Title: Obituary: Maximilien Rubel
Date: 1996
Source: Retrieved on May 13, 2013 from web.archive.org
Notes: Published in Organise! Issue 44 — Autumn/Winter 1996.

Maximilien Rubel died in Paris at the age of 82 in late February. He had originally arrived in Paris in 1931 to finish his studies in philosophy, sociology and law that he had started in his home town of Czerlowitz, which had been first ruled by the Austro-Hungarians, then by the Romanians, and is now in the Ukraine. He began to frequent radical circles and to express solidarity with the struggle for social emancipation., particularly from 1936 when he gave support to the efforts of the Spanish Anarchists. This activity put him in contact with unorthodox Marxists, Anarchists and revolutionary syndicalists. His militant activity began in earnest during the Second World War when he wrote a number of leaflets in German (his mother tongue) distributed among the German forces of occupation by the tiny Revolutionary Proletarian Group in which he was active alongside Roger Bossiere, still a militant today! The leaflets denounced both Nazism and the Western imperialist powers. He took the double risk in this very dangerous work of being both a Jew and a revolutionary.

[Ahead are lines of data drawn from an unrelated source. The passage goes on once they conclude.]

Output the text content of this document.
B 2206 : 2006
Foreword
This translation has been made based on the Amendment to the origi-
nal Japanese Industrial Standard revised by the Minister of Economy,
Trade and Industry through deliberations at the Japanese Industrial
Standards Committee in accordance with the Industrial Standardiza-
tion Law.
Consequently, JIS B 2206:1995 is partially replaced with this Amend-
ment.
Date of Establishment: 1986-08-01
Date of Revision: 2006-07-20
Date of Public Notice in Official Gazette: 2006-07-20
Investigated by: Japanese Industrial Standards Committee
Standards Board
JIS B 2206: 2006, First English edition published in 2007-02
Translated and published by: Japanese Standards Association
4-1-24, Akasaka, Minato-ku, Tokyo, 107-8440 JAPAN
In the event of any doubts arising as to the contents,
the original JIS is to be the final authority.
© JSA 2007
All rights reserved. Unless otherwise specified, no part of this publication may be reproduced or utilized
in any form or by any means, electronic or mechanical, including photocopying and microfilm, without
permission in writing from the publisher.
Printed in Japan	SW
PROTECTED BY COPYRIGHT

A supporter of council communism, he participated in the late forties and the fifties in the activities and the debates of that current, scattered to the four corners of the world by Stalinism, in particular his published correspondence with Anton Pannekoek. He began a critical examination of the work of Marx, and indeed began to produce a Complete Works of Marx. He ferociously denounced both capitalism and what he saw as the false socialism of Leninism. His essay Marx-Theoretician of Anarchism horrified both orthodox Marxists and anarchists. His critique of the Soviet Union and its satellites directed the fire of the Stalinists of the French Communist Party upon him. Unlike others who started out as anti-authoritarian critics of Stalinism, he did not change into a defender of capitalism and Cold War ‘anticommunism’. He had contacts with the libertarian socialists of Socialisme ou Barbarie (who in their turn had a great influence on the British group Solidarity) and the anarchist communists of the excellent magazine Noir et Rouge. He was closely allied to Rene Lefeuvre whose Spartacus publishing house brought out a vast series of anarchist, council communist and critical Marxist books and pamphlets. He remained a convinced anti-capitalist and anti-statist right up to his death.